Un bruit de mastication. Fort. Dwayne chique et quand il chique, il fait cette drôle de grimace qui dit « Je chique, c’est dégueulasse mais j'aime ça. » Debout sur le perron, de ses yeux mi-clos luttant contre le soleil, il toise la ville, sa ville. Car Dwayne Jeffrey Adilson est le maire de Zénith, un maire borgne, portant un cache œil typique de la piraterie, un joueur invétéré, un alcoolique et un raciste soit, mais un maire tout de même. Autant dire le maître des lieux. Shhhlup. Bruit de molard qui s’écrase sur le sol bouillant, glaviot rougeoyant qui cuit derechef comme le ferait une huître sur une poêle. Il n’arbore aucun sourire, aucune joie. Le soleil est à son firmament et les vautours se brûlent les ailes en lui faisant la ronde. L’air n’est pas seulement chaud et irrespirable. Il sent la mort.
C’est aujourd’hui que le Seigneur a décidé d’envoyer des flicaillons en provenance directe de la civilisation, des étrangers sensés remplacés le personnel manquant de la police de Zénith. Tout ira pour le mieux, il ne faut pas s’inquiéter. Du moment qu’ils font leurs jobs sans jouer les zélés et qu’ils s’occupent de leurs affaires, il n’y aura pas de problème. Dwayne n’aime pas les problèmes et encore moins qu’on s’occupe de ses affaires. D’ailleurs les deux seules manières valables qu’il connaisse pour régler un problème ou une affaire c’est les pourliches ou les bastos.
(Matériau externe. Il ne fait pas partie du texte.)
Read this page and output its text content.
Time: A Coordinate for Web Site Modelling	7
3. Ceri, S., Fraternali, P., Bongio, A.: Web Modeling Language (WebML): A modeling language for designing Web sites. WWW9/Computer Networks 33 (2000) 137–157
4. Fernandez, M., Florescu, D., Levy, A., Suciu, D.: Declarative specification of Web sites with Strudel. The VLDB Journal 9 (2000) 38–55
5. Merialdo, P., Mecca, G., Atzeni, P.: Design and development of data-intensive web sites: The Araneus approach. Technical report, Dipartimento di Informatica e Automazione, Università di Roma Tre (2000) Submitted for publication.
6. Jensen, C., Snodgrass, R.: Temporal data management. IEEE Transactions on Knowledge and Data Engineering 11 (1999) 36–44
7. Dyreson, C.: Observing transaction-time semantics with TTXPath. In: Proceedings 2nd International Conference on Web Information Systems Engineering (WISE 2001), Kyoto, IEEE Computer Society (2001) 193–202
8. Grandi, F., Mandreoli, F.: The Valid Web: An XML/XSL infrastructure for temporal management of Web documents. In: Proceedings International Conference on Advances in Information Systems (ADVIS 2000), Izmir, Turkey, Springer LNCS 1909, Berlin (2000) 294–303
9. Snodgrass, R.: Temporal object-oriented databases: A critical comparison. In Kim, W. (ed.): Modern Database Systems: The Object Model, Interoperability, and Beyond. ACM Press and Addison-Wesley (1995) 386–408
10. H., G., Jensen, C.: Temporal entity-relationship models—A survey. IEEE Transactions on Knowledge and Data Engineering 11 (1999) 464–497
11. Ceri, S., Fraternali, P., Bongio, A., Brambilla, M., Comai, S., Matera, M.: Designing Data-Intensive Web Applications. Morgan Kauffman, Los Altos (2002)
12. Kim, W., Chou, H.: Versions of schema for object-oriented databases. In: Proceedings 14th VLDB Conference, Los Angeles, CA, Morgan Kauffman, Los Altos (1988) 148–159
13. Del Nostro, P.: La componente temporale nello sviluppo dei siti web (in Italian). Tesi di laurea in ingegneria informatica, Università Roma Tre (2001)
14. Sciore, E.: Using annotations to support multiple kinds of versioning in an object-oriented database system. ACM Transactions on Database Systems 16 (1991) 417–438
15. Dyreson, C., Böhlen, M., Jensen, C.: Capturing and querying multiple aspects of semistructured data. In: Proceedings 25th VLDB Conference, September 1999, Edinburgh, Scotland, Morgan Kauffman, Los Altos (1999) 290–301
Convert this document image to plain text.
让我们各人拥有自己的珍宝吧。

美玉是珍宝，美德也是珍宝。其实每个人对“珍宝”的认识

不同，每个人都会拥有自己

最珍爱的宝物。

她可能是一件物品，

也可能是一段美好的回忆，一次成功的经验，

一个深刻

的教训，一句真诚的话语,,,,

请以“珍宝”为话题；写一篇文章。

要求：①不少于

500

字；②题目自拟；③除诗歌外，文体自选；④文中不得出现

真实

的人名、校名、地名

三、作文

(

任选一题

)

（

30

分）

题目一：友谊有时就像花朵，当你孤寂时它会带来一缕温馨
Pour l’heure, ce sera les poignées de mains d’usage et le sourire hypocrite qu’il arbore si naturellement.
Le bref moment de réflexion passé, ses santiags dégringolent les quelques marches en bois blanc qui le séparent du trottoir jusqu’à sa voiture. Une vieille Chevelle SS de 70. Le moteur vrombit alors qu’il ajuste son regard dans le rétroviseur crasseux. Le bolide file alors en direction du poste de police charriant son nuage de poussières sablonneux.